Welcome to the forum [smiley=beer.gif]

The good news it that I think you have recognized an issue. The bad news is there is not enough data to figure out what that issue is. The guys are right. A tach is the next step. But there are a few things I can share until it arrives. 

- Yes there is a rev limiter in newer Yamaha 25 2 strokes. You will know it when you hit it. The motor goes from sounding like a smooth running high RPM engine to a skipping sound when you hit the max RPMs allowed by the rev limitter. Its an unmistakable sound. My motor was produced in 2007 and hits it at 6500.

- If you have a GPS you will can guestimate how close you are to peak performance based upon some know information. A light weight skiff with an efficient bottom should run around 30-31 MPH if you have a good 10 1/4" 12 pitch 3 blade prop and the motor is set at an optimal hight on the transom. If you pitch is less and you may get to 30-31 MPH but with higher RPMs. 



-


----------



## fredslann (Oct 14, 2009)

Yup..that is the sound it's making...
By GPS its making 25mph WOT...or as WOT as the limiter will allow. Assuming the limiter's values are the same I've got a good bit of bite that needs to be added to the next prop. The hull weigh loaded without me in is close to 480lbs. This is a 1987 alumaweld (now Xpress Boat Co.) that has some V and gets decent lift on plane. I ordred the little Tach this afternoon..

25 feels pretty good!!! Don't know if I can squeeze out 30 but that'd be ahoot if I could. Pullin the prop tomorrow at the shop to see what the pitch on that one is...I'll post on that and see where that leads next.

Great site...thanks much for the help so far!

The Grassrat


----------



## fredslann (Oct 14, 2009)

Took off the prop and its a 9 7/8" X 9..with RPM's hittin the limiter @ 6000....with throttle left over...is it better to add one or two inches of pitch.
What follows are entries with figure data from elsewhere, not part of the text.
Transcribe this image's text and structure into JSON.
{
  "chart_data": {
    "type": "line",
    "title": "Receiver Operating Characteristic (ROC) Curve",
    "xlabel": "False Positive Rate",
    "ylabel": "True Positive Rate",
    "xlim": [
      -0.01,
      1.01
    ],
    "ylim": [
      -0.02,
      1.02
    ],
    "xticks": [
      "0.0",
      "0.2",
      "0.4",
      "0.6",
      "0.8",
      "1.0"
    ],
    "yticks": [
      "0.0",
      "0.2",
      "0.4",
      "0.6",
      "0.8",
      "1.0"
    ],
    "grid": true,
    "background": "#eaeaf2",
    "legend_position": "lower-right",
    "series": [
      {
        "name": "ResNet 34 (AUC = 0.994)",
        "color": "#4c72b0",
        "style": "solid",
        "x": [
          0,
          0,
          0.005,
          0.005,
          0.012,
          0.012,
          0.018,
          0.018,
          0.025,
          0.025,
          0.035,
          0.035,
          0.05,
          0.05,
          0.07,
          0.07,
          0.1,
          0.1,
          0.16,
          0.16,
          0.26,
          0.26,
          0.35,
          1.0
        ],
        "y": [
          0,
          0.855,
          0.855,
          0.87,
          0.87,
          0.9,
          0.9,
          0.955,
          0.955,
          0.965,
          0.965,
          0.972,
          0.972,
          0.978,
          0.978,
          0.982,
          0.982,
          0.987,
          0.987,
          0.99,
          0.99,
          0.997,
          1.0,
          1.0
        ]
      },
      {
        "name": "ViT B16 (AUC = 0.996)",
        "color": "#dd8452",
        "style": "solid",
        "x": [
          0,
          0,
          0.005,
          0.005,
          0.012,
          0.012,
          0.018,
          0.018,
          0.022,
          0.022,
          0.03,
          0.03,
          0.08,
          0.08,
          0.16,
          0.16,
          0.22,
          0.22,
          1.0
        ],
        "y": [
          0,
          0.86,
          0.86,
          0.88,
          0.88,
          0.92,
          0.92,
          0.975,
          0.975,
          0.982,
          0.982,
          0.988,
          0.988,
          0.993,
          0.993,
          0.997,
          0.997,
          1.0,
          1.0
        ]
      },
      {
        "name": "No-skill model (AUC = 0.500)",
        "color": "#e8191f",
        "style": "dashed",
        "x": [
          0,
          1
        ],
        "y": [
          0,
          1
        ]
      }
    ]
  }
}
Seems like I read a rule of thumb of 1" for every 200 RPM. And I think I'd like to hit the 5600 zone on the tach...does that sound about right to ya'll?

One other performance Q. The cavitation place is just about 1.25 inches below the bottom of the hull...with no jackplate should it be at least level wit the bottom to get a tad more perfomance...It really handles well in turns with no blowout in the current height and I'd have to loose that aspect.

And recomdation on SS props..
Thanks again


----------